Boucar Diouf, des hippopotames et l’art de raconter

le jeudi 2 novembre 2023

Parce que tout prétexte est bon pour discuter avec Boucar Diouf, Le Courrier du Sud s’est entretenu avec le Longueuillois à propos du Bourlingueur de Matungoua, son album jeunesse finaliste aux Prix littéraires du gouverneur général 2023. En revenant sur ce récit d’un jeune homme fasciné par les hippopotames, l’auteur aborde l’inclusion, l’espoir et les talents oratoires… de sa grand-mère. 

À la fin du livre, il est écrit que cette histoire était une commande de votre fille Joellie. Avait-elle déjà un récit à vous proposer?

«Elle voulait une histoire africaine, qu’elle aurait illustrée, parce qu’elle aime beaucoup dessiner. Quand je suis allée en Afrique de l’Est, au Burundi, j’ai vu des hippopotames sortir de la rivière et aller dans la ville. Ça m’a inspiré.
Joëllie devait tout illustrer, mais ça s’est gâché quand on a ri d’elle et de ses hippopotames qui étaient bizarres! François Thisdale, illustrateur de haut niveau, illustre finalement l’album.»

D’ailleurs, qu’apporte son travail à votre histoire ?

«De l’altitude! C’est un trampoline au texte. Les illustrations dans les albums jeunesse nourrissent l’imaginaire des enfants, au-delà du texte, qui lui, nourrit autre chose. Ça prend quelque qui s’approprie l’histoire en profondeur. François Thisdale a illustré ma trilogie sur le Saint-Laurent, le Bouglingueur et Aventures et sagesse du village de Zamboki.

À la fin, on a mis les deux dessins de Joellie, vu qu’elle avait abandonné!»

Que souhaitiez-vous transmettre ou mettre de l’avant avec cette histoire ?

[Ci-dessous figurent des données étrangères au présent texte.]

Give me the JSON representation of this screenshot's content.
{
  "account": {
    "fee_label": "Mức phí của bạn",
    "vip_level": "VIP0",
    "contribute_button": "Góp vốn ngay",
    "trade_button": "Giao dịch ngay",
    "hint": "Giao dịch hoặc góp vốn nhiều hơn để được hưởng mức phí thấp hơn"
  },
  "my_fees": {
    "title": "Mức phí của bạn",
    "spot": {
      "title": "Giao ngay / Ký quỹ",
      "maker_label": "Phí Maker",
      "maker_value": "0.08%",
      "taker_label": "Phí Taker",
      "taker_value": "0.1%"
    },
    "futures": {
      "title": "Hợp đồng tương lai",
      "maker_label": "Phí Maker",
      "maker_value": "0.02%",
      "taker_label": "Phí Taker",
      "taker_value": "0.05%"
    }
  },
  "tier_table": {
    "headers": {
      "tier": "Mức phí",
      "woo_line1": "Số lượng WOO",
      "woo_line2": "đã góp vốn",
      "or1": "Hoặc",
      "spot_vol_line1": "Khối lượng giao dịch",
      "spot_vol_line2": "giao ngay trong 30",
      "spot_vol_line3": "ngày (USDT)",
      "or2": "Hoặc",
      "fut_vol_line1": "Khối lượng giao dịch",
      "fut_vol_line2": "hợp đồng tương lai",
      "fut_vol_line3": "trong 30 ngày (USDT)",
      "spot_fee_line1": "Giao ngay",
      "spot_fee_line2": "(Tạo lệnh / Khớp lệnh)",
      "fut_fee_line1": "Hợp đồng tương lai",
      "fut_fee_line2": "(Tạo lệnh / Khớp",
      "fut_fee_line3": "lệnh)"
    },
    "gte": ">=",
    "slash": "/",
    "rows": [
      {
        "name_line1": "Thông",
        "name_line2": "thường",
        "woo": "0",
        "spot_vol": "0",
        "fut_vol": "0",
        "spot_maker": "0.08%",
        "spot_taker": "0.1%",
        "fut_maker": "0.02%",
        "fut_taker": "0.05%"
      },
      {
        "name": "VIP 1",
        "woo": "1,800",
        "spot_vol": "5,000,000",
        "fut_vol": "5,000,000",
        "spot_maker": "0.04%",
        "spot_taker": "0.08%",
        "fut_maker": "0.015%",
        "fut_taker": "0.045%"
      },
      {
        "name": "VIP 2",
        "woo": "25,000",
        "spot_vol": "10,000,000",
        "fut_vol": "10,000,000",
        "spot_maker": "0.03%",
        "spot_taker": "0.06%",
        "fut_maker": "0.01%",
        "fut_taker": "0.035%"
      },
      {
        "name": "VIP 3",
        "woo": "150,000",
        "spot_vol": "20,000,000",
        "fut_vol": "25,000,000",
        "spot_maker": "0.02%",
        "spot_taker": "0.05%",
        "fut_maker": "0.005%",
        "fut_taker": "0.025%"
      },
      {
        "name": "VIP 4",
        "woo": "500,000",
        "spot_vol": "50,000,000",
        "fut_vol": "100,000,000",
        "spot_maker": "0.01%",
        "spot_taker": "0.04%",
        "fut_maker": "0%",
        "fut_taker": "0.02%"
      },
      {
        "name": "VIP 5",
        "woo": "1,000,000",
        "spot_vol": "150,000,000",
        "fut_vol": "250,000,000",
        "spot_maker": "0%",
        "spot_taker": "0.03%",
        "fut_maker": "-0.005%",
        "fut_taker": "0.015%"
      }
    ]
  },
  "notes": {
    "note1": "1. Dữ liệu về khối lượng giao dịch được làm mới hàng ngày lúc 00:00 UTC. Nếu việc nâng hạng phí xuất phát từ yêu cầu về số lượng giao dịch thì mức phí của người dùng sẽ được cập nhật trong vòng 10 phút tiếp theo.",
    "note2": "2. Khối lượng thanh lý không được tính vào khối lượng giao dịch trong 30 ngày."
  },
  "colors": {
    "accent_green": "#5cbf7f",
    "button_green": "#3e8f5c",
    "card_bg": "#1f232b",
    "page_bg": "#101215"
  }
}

«De l’espoir. Un jeune orphelin élevé par sa grand-mère connecte avec des hippopotames qui sont, selon sa grand-mère, responsables de la mort de ses parents. Et il va devenir un spécialiste des hippopotames. Ça parle d’inclusion. Je voulais aussi amener différemment la question de la biodiversité, montrer aux jeunes que c’est magnifique, un hippopotame. Même si ç’a n’a pas l’air joli et que ça ressemble à un tonneau flottant, il mérite qu’on s’y intéresse. C’est ce que fait le bourlingueur.» 

«C’est une histoire qui dilate la rate et touche le cœur.»
-Boucar Diouf

Votre garçon a dit en entrevue que le jeune héros, Zinalé, c’est vous. A-t-il raison ?

«Bien sûr! Ç’a été ma vie de jeunesse. J’ai été berger de vaches, de moutons, de chèvres pendant longtemps. J’ai un côté contemplatif. C’est moi, c’est ma vie. Ce rapport à la nature, de vouloir décoder et apprendre… Le chemin qui m’a mené à être biologiste est là. Je ne lui en avais jamais parlé, mais il a compris!»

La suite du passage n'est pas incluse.